Earlier in this chapter, I noted how my fellow medical students learnt biochemistry in order to pass the exam and then forgot it as quickly as they could. This book is large, and you may find yourself thinking that you cannot possibly remember it all. Thankfully, you don’t have to recall all of it in detail – you can refer to it as often as you like, and in fact doing this will cement the contents in your memory.

The ‘forgetting curve’ hypothesises the decline of memory retention in time. It is an imperfect model but worth dwelling on. This curve shows how information is lost over time when there is no attempt to retain it. In 1885, Hermann Ebbinghaus collected data to plot a forgetting curve; it approximates an exponential curve as shown in Figure 5.2.

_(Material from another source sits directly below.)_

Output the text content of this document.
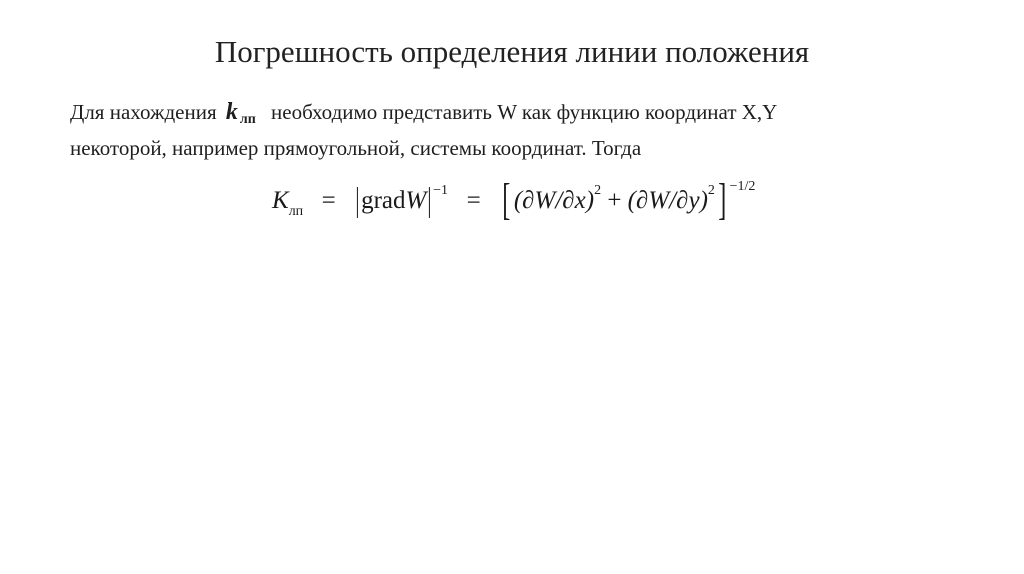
Погрешность определения линии положения
Для нахождения k лп необходимо представить W как функцию координат X,Y
некоторой, например прямоугольной, системы координат. Тогда
$K_{лп}$ = $|gradW|^{-1}$ = [ $(\partial W/\partial x)^2 + (\partial W/\partial y)^2$] $^{-1/2}$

All is not lost. With regular sessions of ‘remembering’ – either by ‘doing it’ (here, following the advice daily) or ‘re-reading it’, we can readjust the ‘forgetting curve’ to look more like Figure 5.3.

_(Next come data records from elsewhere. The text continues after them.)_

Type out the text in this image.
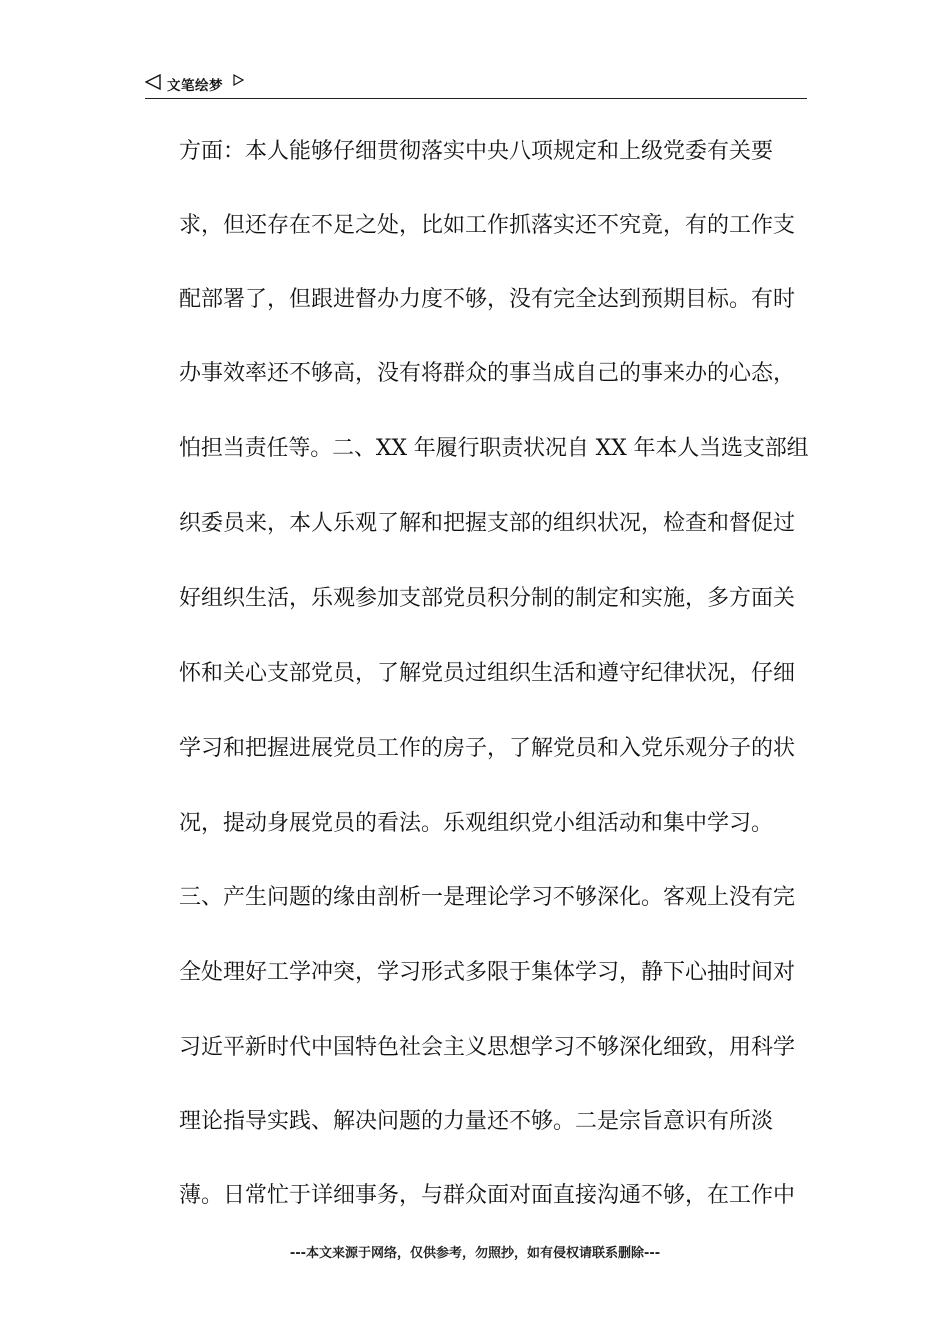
文笔绘梦
方面：本人能够仔细贯彻落实中央八项规定和上级党委有关要
求，但还存在不足之处，比如工作抓落实还不究竟，有的工作支
配部署了，但跟进督办力度不够，没有完全达到预期目标。有时
办事效率还不够高，没有将群众的事当成自己的事来办的心态，
怕担当责任等。二、XX 年履行职责状况自 XX 年本人当选支部组
织委员来，本人乐观了解和把握支部的组织状况，检查和督促过
好组织生活，乐观参加支部党员积分制的制定和实施，多方面关
怀和关心支部党员，了解党员过组织生活和遵守纪律状况，仔细
学习和把握进展党员工作的房子，了解党员和入党乐观分子的状
况，提动身展党员的看法。乐观组织党小组活动和集中学习。
三、产生问题的缘由剖析一是理论学习不够深化。客观上没有完
全处理好工学冲突，学习形式多限于集体学习，静下心抽时间对
习近平新时代中国特色社会主义思想学习不够深化细致，用科学
理论指导实践、解决问题的力量还不够。二是宗旨意识有所淡
薄。日常忙于详细事务，与群众面对面直接沟通不够，在工作中
---本文来源于网络，仅供参考，勿照抄，如有侵权请联系删除---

So, do not despair. Just do it – maybe re-read parts, and you will remember it, or at least pick out those essential to your health. 5.8

Figure 5.2: The ‘forgetting curve’ plotted by Hermann Ebbinghaus, German psychologist, 25 January 1850 – 26 February 1909

Figure 5.3: The effect on the ‘forgetting curve’ of regular ‘remembering’ sessions

*Linguistic note: ‘Rule of thumb’ is often said to derive from a law that allowed a man to beat his wife with a stick so long as it is were no thicker than his thumb. The story goes that in 1782, Judge Sir Francis Buller made this legal ruling. In the following year, James Gillray published a satirical cartoon of Buller, caricaturing him as ‘Judge Thumb’. Perhaps Buller has been mis-reported – the phrase was in use before 1782. He was known for being harsh in his punishments, but there is no evidence that he made this ruling. Edward Foss, author of The Judges of England, 1870, wrote that, despite investigation, ‘no substantial evidence has been found that he ever expressed so ungallant an opinion’. (Craig’s note: A little more than ungallant, I would say!)

†Linguistic note: ‘Torpid’ means a state of being mentally or physically inactive or lethargic. ‘Torpids’ is the name given to a series of boat races at Oxford University – the name derives from the event’s origins as a race for the second boats of the colleges, which were of course slower than the first boats.